You might think of a circle inscribed in (surrounded by) as small a square as possible. This square has an area just a bit bigger than the circle. The side of the square is 2r so the right answer from your choices is obvious. At least your dimensional analysis is good.
Added: And of course, now I read the previous post…
Guys, I know how to do the math. I’m just amused that I needed to resort to integrating r² dθ in order to be sure. This happened for the first time early in my career. I didn’t have a table of formulas handy (unlike when you are in college and every textbook has them). This was before the internet, and I sure as hell wasn’t going to ask a coworker (and when you are an intern, every coworker is your superior) and embarrass myself. Calculus to the rescue! But I still question my memory all these years later, so I still do the math in my head. Just my quirk, I guess.

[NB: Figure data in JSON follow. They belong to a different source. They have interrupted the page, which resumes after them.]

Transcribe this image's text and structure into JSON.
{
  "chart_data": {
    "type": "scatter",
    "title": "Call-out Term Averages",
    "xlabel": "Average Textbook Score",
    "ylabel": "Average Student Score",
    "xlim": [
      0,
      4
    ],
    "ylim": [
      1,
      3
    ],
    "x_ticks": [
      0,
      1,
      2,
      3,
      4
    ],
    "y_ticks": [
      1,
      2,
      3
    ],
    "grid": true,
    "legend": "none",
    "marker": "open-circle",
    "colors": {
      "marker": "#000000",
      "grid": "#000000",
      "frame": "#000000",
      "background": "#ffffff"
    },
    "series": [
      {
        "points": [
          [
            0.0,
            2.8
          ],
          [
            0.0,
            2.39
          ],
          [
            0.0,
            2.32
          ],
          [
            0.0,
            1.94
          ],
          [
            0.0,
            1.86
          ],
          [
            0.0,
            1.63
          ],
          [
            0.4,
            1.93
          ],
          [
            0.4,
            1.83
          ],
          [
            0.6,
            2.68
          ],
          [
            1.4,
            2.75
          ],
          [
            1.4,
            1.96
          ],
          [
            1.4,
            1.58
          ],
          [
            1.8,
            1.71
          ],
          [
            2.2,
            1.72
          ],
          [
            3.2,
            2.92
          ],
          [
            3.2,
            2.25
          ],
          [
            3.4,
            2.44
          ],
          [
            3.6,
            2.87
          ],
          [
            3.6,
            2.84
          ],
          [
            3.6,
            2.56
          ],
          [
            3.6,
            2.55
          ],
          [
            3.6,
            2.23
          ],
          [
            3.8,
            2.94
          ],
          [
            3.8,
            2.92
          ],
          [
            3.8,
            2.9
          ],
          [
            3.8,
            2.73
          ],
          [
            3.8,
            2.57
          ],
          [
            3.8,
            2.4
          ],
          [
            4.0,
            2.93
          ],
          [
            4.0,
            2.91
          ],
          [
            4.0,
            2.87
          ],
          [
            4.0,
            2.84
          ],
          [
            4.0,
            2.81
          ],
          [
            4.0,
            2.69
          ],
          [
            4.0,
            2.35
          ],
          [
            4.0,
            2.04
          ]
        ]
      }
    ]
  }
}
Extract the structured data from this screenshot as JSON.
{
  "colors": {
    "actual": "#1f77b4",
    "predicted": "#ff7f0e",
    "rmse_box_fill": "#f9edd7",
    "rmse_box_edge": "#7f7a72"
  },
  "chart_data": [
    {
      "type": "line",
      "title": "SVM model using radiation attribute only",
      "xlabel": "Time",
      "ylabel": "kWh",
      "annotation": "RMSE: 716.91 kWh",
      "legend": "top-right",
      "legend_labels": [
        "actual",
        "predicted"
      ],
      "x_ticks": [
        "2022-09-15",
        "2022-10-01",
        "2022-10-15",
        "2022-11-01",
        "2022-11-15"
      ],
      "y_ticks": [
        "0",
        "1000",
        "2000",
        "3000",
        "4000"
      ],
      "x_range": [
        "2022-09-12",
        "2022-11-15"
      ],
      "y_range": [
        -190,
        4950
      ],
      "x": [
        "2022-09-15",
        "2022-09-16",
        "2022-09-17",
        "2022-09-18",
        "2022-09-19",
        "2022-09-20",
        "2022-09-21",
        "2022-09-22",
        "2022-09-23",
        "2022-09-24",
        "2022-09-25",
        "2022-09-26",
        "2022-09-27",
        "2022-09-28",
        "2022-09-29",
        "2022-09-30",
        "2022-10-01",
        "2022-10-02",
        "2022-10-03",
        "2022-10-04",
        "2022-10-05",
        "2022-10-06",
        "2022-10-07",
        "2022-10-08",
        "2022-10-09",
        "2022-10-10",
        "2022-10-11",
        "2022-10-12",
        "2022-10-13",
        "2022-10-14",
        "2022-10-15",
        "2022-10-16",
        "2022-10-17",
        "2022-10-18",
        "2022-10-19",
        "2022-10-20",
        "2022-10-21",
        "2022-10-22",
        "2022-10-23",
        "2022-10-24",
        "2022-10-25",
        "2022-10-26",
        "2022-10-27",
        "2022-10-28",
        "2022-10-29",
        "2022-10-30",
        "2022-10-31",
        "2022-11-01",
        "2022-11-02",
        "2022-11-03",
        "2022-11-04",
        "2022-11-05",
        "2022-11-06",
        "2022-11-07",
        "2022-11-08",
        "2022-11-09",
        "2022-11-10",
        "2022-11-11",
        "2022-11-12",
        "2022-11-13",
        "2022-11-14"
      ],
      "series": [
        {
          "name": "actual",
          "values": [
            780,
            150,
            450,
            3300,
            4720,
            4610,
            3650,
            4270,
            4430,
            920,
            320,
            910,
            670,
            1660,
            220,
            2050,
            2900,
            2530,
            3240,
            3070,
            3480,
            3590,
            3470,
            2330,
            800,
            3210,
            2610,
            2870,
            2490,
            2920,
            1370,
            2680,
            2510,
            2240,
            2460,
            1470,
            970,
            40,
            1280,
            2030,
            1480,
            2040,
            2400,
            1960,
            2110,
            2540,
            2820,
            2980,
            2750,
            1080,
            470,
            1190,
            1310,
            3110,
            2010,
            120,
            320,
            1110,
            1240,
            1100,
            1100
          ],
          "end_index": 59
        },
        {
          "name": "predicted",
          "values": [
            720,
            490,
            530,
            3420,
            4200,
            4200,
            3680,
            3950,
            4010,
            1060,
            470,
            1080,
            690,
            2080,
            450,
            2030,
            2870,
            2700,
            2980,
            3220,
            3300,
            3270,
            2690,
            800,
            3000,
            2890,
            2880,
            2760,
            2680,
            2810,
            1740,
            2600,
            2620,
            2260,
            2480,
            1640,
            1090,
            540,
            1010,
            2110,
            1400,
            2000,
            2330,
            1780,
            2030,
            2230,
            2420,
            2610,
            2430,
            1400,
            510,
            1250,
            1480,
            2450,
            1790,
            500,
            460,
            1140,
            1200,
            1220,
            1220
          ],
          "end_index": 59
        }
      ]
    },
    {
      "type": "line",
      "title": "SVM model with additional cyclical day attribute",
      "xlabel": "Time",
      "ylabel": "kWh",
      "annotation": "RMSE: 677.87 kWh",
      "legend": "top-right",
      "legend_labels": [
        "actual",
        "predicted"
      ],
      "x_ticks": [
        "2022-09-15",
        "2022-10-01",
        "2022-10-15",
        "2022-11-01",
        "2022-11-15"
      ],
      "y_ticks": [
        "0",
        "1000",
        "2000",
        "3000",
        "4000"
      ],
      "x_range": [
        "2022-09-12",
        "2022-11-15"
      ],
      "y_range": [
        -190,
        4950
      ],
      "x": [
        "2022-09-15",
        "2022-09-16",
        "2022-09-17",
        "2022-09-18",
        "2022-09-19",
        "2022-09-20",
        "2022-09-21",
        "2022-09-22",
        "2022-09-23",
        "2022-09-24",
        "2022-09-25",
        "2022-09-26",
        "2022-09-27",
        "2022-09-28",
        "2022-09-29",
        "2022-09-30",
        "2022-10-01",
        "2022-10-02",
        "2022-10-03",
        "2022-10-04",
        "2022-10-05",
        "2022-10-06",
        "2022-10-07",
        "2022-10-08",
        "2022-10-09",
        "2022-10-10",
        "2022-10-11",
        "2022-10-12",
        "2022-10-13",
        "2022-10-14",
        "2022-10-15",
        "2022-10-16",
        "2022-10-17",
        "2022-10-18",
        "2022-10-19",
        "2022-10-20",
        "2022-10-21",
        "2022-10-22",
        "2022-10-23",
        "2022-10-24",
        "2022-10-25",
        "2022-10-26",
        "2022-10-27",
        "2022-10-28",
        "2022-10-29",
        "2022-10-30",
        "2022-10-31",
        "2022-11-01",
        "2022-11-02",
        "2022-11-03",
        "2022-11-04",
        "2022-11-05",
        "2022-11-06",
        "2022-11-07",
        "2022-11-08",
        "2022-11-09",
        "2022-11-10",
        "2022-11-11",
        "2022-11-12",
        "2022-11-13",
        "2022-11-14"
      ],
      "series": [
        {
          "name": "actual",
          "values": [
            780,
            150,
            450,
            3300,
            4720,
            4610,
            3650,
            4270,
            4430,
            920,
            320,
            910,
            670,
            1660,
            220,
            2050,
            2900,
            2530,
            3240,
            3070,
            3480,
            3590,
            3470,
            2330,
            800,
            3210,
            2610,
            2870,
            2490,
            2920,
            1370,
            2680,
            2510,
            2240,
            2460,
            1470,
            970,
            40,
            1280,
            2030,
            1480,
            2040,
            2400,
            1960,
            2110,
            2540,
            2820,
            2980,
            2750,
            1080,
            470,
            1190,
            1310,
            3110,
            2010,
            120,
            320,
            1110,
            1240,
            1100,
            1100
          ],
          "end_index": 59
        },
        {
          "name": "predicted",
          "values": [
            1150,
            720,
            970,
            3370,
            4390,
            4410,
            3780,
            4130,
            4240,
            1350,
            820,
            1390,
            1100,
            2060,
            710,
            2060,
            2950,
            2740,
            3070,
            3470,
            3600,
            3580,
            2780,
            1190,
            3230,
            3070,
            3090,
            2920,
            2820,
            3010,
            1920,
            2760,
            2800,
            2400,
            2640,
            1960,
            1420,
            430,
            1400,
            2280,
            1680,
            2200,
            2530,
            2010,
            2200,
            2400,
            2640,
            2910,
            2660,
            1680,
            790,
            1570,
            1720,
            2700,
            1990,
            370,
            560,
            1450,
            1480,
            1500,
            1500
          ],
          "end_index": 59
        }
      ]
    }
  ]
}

BTW, when you use the integrating r² dθ method, there is both a 2π and a ½ that show up in the math, and that is the source of my uncertainty.
That kind of thing happens to me all the time–maybe not with that one in particular, but other formulae. So I keep around a collection of mental helpers so I can keep the memorization to a bare minimum. That includes some tricks for easy integration and looking for upper/lower bounds on things. I know I always like to learn more of these tricks.
Being able to rederive things on demand is key to being numerate. It’s also what’s so great about math compared to many other subjects. I can forget almost all of it and still fill in the gaps with what I do know.